Speaking of Barsaive, here is the Barsaive box set (1993), a welcome treatment of the lands players will live in and explore in most Earthdawn campaigns. Of the box sets, it’s probably the most needed but also in some ways the least interesting.

Inside: two books, one for GMs, one an in-world document for use by players (cute that the designers thought players would read 120+ of setting material). I have several sheets of reference cards and a couple pieces of an incomplete cardboard sextant, but I am missing the map. My box set has the screen and the Gamemastering Earthdawn booklet jammed in there, though, so probably a wash, all things considered.

I find the player book doesn’t hold my attention. It’s not a snoozefest like a Forgotten Realms region sourcebook — there are tons of cool/scary/goopy ideas here. But the player-facing nature of the text makes it all squishy for me. None of this is necessarily true, you know? As GM, I can accept and subvert that as I wish. I mean, I can do that with the GM material, too, but that text has some weight and intention to it that I often find missing in ’90s player stuff. The GM book is annoyingly brief. The tastiest bit is the long section on NPCs of the region, which gives lots of usable details for scenarios. The secret societies chapter comes in second.

As ever, the art is what keeps me coming back. A lot of very scary Earl Geier in here. He would take the prize except I can’t stop looking at Laubenstein’s character portraits. Also inside are Joel Biske, Steve Bryant, Liz Danforth, Jim Nelson, Robert Nelson, Mike Nielson and Tony Szczudlo. Blas Gallego did the cover and I think it nicely captures the ruined overlands and the creeping menace of what I presume is a cracked Kaer settlement or pre-Horrors structure.

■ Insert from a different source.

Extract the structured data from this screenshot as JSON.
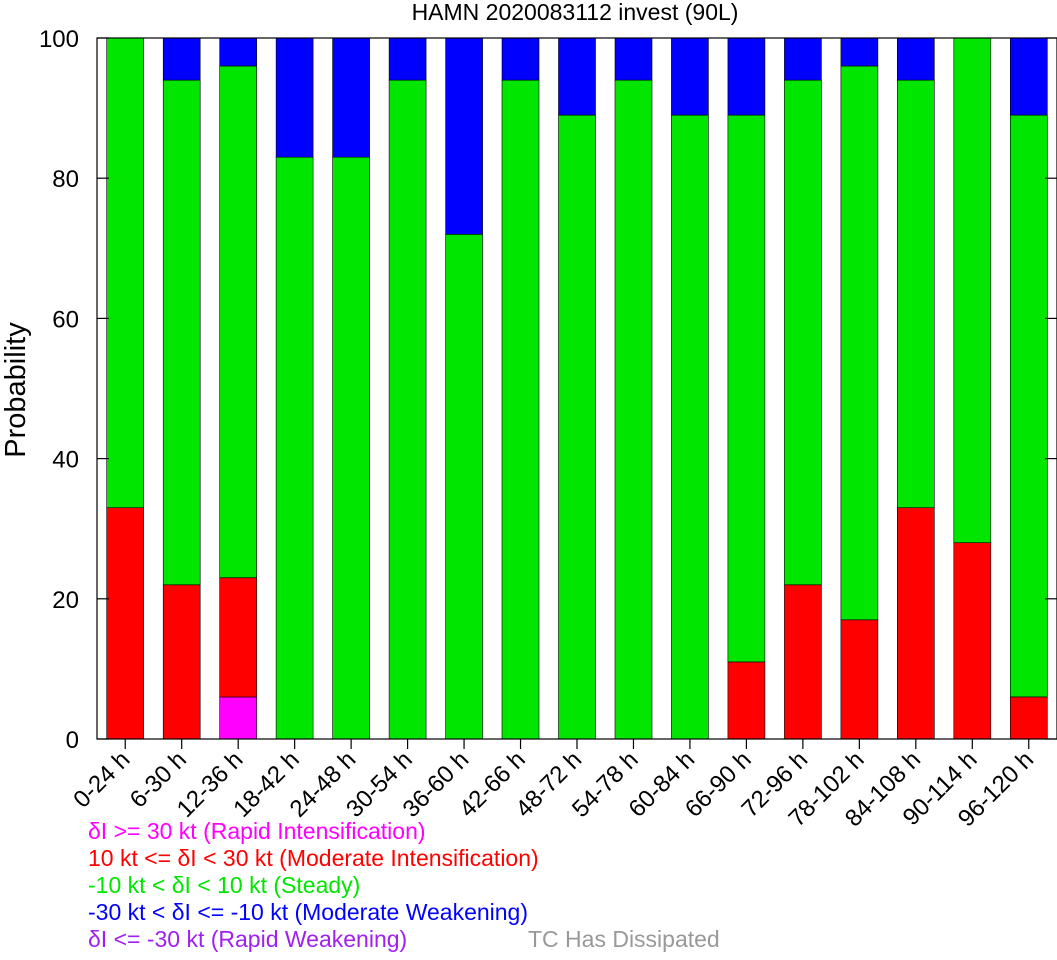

4 thoughts on “Barsaive (1993)

  1. Me and my d&d buddies ended up buying some of the Earthdawn books back in the early nineties. They looked so bleeding cool. The artwork was beyond the, in my opinion, boring Easily and Elmore stuff. It looked truly fantastic and inspiring. Jeff Laubenstein and Janet Auslio inspired us to look at fantasy in a new way. But the rules, man, we couldnt get our heads around them and defaulted back to AD&D.

  2. Me and my d&d buddies ended up buying some of the Earthdawn books back in the early nineties. They looked so bleeding cool. The artwork was beyond the, in my opinion, boring Easily and Elmore stuff. It looked truly fantastic and inspiring. Jeff Laubenstein and Janet Auslio inspired us to look at fantasy in a new way. But the rules, man, we couldnt get our heads around them and defaulted back to AD&D.

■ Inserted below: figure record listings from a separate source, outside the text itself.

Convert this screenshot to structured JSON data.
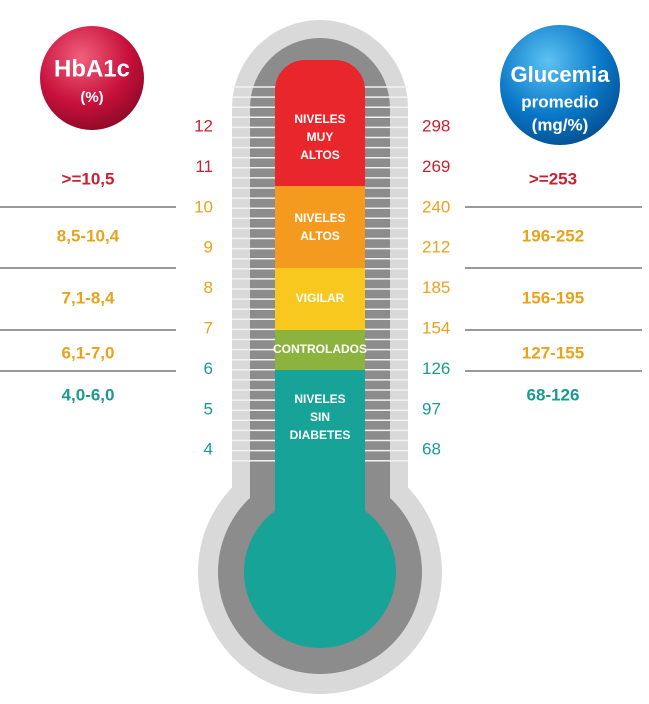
{
  "left_badge": {
    "title": "HbA1c",
    "unit": "(%)"
  },
  "right_badge": {
    "lines": [
      "Glucemia",
      "promedio",
      "(mg/%)"
    ]
  },
  "scale_rows": [
    {
      "hba1c": "12",
      "glucose": "298",
      "color": "#c62230"
    },
    {
      "hba1c": "11",
      "glucose": "269",
      "color": "#c62230"
    },
    {
      "hba1c": "10",
      "glucose": "240",
      "color": "#e8a21c"
    },
    {
      "hba1c": "9",
      "glucose": "212",
      "color": "#e8a21c"
    },
    {
      "hba1c": "8",
      "glucose": "185",
      "color": "#e8a21c"
    },
    {
      "hba1c": "7",
      "glucose": "154",
      "color": "#e8a21c"
    },
    {
      "hba1c": "6",
      "glucose": "126",
      "color": "#1b9b8e"
    },
    {
      "hba1c": "5",
      "glucose": "97",
      "color": "#1b9b8e"
    },
    {
      "hba1c": "4",
      "glucose": "68",
      "color": "#1b9b8e"
    }
  ],
  "ranges": [
    {
      "hba1c": ">=10,5",
      "glucose": ">=253",
      "color": "#c62230"
    },
    {
      "hba1c": "8,5-10,4",
      "glucose": "196-252",
      "color": "#e8a21c"
    },
    {
      "hba1c": "7,1-8,4",
      "glucose": "156-195",
      "color": "#e8a21c"
    },
    {
      "hba1c": "6,1-7,0",
      "glucose": "127-155",
      "color": "#e8a21c"
    },
    {
      "hba1c": "4,0-6,0",
      "glucose": "68-126",
      "color": "#1b9b8e"
    }
  ],
  "zones": [
    {
      "lines": [
        "NIVELES",
        "MUY",
        "ALTOS"
      ],
      "color": "#e8262b"
    },
    {
      "lines": [
        "NIVELES",
        "ALTOS"
      ],
      "color": "#f39a1f"
    },
    {
      "lines": [
        "VIGILAR"
      ],
      "color": "#f8c81e"
    },
    {
      "lines": [
        "CONTROLADOS"
      ],
      "color": "#8db33f"
    },
    {
      "lines": [
        "NIVELES",
        "SIN",
        "DIABETES"
      ],
      "color": "#17a398"
    }
  ]
}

  3. I love that you were so intrigued by Jeff Laubenstein’s art, which is the Earthdawn work that captured my imagination the most! I loved the world and its ideas, and was always sorry I couldn’t have done even more than I did.

    1. Jeff is a pretty big part of the appeal for Shadowrun for me, too! I think he, like, mixes well? Like having him in the mix makes it easier for other artists to mesh into the style of the setting?